Chad's loops were built against two reference points, and the comparison sets the near-term roadmap:

  • Smithers burns (the upstream "Smithers Manager") is the closest analogue to the runs IDE: a Bun daemon + React UI + SQLite that supervises runs, edits workflows, and handles approval gates. Chad's dashboard matches it for single-workspace supervision and adds the self-improvement tabs (Directives, Experiments, Chains). What burns has that's on our list: multi-repo/workspace aggregation, real-time event streaming (the Smithers 0.24 gateway would give us this natively — see Runs IDE), and AI-assisted workflow authoring in the editor.
  • Nous Hermes self-evolution uses DSPy + GEPA (Genetic-Pareto Prompt Evolution) with trace-grounded mutations — read execution traces to learn why a run failed, then propose a targeted fix. Chad's arena is built on the same principle (lib/signal.js + directive-steered breeding + harvested fixtures), and selection is now Pareto (quality↑ vs cost↓): a leaner, slightly-weaker variant survives alongside the top scorer instead of being retired, so the arena keeps the whole trade-off frontier.

What's next (deliberately gated).
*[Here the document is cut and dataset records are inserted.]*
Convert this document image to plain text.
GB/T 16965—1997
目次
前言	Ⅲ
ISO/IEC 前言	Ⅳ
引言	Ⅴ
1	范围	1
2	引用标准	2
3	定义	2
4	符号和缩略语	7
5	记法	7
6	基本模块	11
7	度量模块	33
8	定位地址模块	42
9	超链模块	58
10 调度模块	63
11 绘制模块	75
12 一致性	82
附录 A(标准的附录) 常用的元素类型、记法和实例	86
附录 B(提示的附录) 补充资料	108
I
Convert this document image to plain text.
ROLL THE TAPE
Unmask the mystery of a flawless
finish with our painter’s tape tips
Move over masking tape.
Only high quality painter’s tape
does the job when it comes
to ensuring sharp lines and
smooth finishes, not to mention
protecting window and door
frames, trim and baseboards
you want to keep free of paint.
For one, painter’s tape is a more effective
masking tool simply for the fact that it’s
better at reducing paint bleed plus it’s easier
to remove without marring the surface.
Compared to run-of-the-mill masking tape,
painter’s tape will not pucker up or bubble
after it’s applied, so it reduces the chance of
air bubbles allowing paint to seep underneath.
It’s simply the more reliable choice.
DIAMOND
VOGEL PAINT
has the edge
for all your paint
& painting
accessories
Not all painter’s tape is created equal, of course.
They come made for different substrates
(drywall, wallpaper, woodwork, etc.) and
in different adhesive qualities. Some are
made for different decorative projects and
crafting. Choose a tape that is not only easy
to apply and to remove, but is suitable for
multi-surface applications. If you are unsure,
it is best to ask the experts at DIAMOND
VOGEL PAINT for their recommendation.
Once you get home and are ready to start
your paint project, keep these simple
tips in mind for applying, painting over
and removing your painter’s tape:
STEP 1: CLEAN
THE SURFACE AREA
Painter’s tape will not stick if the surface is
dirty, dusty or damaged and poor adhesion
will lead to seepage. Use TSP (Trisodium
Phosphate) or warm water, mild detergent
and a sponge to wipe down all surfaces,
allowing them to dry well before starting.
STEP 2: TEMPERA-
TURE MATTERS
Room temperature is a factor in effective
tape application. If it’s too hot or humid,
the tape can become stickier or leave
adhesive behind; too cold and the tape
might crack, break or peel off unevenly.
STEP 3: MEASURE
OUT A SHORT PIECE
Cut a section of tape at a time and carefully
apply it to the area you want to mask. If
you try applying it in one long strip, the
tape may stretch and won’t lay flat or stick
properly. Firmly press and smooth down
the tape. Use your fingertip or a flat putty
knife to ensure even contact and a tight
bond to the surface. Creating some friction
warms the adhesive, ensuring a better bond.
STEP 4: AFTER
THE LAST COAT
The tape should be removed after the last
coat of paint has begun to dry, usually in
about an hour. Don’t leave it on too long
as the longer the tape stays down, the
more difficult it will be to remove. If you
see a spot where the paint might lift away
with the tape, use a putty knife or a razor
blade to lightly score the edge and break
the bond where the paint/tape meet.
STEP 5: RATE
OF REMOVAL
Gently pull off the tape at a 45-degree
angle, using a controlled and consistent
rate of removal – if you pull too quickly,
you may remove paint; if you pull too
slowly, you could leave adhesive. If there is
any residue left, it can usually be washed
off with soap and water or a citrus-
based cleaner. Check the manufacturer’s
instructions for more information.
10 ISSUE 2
Hermes closes its loop by opening PRs behind constraint gates (test suite, size limits, semantic preservation, human review); Chad stops at filing issues because he has no direct git-write to the source repo by design (Autonomy). The bridge is a constraint-gate report — attach "tests pass / size ok / lint clean" evidence to each skill-improve proposal — so a human PR is one review away without Chad ever auto-writing source. The building blocks now exist: code-review-loop.jsx (built on Smithers' ReviewLoop) is the produce→review→converge half, and Smithers' own fix-all-issues workflow (0.24.2) is the upstream reference for the full issue→implement→PR pipeline when it's time to wire it. Chain them: issue-triage → code-review-loop already runs today as a chain.